I held my breath. As offensive as it was, it had a little truth to it. What’s more, if Savage took it literally, she might not ask any more questions. I chose to stay quiet. Let Akilah’s words and Savage’s misunderstandings work for me.
Savage didn’t say anything for a moment. Then she eased back into her seat and said, voice dry as sun-bleached bones, “I’ll propose it to the sheriff when he gets back. Meanwhile, walk me through that attack. Tell me everything that happened. Every godforsaken detail.”
The memory was already blurred by adrenaline and distance. I closed my eyes again. Akilah gave the deputy the second-to-second explanation, and it helped me recall the moment before—and what came after. She described seeing nothing until my arm spurted blood, and then a shimmer, which made her panic and put up her staff. It saved her eye.
Elora’s version was clearer. She described the path of the thing, how it cut through us in a zigzag pattern, like an gust of razor wind. When it was close, she’d had the sense to put her arms up. I hadn’t had the bandwidth to consider things until sitting there, removed from the situation, but her wounds were shallower than the rest of ours.
“The smell,” I added, opening my eyes. I tapped my nose with my good hand. “Ozone. Like before a lightning strike. When it got close, it got bad enough to sting.”
I glanced at Savage’s notebook. She’d written everything down, even started sketching, asking Akilah questions about the layout of the terrain. Savage might not have been brilliant at using the System, but she was a lot smarter than she let show. As long as she was using that detective brain to help us, I appreciated it.
Its attacks were to incapacitate. Not kill.
Why would a PK do that? Because… Because it sensed something. Searched for it until it found the one that had it. Elora.
We just had to figure out what it was before Savage did and leverage it into keeping Jake and me from going for a swing on the gallows. Just.

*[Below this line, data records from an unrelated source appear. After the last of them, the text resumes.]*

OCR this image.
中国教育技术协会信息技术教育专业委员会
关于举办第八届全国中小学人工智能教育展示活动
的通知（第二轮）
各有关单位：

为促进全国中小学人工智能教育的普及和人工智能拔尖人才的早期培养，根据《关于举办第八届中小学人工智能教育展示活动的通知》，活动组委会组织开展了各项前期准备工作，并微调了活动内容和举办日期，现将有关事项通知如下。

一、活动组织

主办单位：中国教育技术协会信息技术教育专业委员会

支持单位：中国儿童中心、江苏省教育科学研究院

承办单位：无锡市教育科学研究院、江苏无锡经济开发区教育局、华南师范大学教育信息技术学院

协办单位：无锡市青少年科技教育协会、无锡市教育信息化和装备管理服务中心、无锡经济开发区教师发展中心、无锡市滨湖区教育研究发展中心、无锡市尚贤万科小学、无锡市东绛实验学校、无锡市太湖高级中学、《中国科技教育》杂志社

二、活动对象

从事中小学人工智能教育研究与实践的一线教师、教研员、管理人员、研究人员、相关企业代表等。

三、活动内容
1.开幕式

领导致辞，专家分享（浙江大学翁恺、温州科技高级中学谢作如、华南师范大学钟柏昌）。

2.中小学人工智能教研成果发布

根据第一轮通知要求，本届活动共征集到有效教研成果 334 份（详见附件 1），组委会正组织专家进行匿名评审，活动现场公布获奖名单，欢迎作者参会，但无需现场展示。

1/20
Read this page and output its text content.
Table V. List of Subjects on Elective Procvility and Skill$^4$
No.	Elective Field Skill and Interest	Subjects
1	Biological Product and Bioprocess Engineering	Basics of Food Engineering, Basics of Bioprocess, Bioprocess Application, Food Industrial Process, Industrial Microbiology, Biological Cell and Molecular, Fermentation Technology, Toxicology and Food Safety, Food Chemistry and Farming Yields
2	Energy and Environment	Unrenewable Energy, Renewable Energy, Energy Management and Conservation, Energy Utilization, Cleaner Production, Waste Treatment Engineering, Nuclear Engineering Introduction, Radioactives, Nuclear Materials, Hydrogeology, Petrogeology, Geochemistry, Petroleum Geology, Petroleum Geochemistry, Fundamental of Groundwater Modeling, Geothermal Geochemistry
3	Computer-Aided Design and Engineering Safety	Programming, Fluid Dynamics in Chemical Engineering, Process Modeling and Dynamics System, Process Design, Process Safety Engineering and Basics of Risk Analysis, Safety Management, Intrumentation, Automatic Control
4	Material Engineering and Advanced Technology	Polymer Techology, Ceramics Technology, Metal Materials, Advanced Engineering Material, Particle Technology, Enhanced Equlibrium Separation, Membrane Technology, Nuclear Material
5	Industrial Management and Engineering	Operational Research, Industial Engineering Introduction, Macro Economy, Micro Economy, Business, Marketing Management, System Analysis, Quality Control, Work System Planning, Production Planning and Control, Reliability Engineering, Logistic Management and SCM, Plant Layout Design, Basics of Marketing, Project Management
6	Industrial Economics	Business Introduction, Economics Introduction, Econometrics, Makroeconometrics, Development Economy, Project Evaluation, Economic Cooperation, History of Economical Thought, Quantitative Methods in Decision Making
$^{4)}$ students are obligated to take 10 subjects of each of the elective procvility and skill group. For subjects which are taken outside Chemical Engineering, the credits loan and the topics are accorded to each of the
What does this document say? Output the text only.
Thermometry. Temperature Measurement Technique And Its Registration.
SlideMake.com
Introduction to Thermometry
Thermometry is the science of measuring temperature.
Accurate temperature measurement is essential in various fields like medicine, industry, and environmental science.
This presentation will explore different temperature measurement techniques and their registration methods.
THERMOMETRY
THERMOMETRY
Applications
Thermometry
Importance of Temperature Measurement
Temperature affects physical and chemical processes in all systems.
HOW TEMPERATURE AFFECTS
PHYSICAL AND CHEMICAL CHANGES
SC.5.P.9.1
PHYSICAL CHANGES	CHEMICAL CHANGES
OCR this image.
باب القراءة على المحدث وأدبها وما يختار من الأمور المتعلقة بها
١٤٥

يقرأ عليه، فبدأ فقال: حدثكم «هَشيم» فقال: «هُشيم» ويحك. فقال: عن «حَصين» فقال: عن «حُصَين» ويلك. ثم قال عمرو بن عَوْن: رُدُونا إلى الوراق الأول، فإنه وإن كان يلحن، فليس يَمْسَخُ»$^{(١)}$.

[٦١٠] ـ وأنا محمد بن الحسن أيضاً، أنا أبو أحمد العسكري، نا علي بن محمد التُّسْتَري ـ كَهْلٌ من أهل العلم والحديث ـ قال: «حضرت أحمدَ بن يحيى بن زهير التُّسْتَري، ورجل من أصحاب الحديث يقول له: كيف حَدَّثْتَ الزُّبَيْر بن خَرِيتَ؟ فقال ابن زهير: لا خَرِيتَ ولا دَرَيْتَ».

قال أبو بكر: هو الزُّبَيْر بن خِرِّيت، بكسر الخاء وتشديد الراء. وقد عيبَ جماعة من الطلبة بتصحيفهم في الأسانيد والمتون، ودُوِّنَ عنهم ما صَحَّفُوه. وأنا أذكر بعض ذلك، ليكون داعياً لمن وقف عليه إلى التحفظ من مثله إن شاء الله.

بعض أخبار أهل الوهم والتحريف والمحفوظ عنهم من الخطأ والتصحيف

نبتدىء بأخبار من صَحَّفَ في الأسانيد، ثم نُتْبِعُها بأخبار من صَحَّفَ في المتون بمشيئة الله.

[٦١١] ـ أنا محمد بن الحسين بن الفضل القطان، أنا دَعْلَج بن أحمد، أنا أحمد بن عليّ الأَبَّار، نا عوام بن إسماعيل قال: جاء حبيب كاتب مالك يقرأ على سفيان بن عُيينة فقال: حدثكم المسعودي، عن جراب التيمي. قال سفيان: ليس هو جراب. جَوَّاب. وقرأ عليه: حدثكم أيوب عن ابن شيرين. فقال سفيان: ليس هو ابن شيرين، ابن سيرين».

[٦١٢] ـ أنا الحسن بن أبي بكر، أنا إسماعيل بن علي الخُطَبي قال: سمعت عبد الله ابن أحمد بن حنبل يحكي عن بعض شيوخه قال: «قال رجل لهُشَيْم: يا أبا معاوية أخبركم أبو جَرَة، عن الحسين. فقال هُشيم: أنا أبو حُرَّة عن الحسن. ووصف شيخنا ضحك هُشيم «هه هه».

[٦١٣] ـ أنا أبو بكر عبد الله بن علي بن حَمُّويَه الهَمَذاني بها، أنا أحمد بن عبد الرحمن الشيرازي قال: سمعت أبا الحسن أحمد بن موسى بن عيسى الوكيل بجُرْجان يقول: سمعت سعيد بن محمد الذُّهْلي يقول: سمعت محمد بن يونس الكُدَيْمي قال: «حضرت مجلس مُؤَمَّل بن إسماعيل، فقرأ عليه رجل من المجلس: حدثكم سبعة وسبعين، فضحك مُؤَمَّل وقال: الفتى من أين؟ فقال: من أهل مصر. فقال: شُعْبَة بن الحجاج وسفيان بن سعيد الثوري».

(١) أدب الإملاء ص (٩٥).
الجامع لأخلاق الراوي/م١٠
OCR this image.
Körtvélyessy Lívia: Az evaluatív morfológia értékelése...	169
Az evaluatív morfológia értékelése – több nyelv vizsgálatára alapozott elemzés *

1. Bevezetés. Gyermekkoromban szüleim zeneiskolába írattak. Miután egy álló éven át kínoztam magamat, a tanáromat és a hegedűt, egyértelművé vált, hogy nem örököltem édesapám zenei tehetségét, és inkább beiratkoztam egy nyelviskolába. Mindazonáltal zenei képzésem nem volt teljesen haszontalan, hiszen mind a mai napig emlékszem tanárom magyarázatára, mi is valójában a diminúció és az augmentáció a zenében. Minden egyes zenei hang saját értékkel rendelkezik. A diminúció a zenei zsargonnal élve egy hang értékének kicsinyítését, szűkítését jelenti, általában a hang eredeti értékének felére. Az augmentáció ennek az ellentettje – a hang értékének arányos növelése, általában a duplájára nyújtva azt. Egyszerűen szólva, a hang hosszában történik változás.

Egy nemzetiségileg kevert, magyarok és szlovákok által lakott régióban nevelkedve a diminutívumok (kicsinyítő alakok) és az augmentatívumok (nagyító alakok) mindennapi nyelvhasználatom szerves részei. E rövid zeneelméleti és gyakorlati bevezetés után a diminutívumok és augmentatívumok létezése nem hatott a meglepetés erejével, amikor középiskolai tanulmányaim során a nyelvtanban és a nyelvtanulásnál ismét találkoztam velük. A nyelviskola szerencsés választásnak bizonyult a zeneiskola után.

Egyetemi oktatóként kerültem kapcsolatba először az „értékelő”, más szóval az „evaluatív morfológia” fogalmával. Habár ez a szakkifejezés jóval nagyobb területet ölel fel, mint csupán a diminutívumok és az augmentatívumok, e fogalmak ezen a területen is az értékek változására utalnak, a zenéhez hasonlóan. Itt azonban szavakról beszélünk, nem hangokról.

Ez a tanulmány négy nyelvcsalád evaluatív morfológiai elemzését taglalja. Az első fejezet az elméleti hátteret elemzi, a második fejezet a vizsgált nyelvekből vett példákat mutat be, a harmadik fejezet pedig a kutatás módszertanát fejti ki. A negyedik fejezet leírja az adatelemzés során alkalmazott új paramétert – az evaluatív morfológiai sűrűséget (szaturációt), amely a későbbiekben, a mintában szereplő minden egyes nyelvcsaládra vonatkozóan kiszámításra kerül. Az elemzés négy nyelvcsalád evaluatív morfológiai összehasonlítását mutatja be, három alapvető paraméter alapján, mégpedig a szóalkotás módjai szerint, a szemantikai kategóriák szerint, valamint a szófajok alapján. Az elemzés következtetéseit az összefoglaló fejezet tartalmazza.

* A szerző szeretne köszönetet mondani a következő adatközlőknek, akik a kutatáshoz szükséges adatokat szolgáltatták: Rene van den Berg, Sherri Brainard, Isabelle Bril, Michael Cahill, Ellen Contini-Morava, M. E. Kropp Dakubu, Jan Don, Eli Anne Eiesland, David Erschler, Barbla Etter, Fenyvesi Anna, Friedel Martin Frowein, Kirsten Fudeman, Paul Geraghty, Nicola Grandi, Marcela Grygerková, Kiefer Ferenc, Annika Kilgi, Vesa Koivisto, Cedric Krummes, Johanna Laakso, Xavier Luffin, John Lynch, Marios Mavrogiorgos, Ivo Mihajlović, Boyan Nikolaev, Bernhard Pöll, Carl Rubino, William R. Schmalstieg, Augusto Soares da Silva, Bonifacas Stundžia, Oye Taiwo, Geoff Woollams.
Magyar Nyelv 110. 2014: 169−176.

I scoffed at my own thoughts, drawing a sharp look from Savage.
I shook my head at the look, gesturing at my wounded arm. “We had things to do, but I guess shit happens.”
Elora glanced at the door. I knew the feeling. I wanted to get the fuck out of Dodge, too. Until Sheriff Zayan showed up, we were trapped, without the strength to escape. It would take a while to heal up as it was. Without sunlight, my healing would crawl.
I knew one thing for sure. If we couldn’t heal up and get a strategy together, we were done. When the Killer came back—and it would—we might as well be swinging from the sheriff’s noose.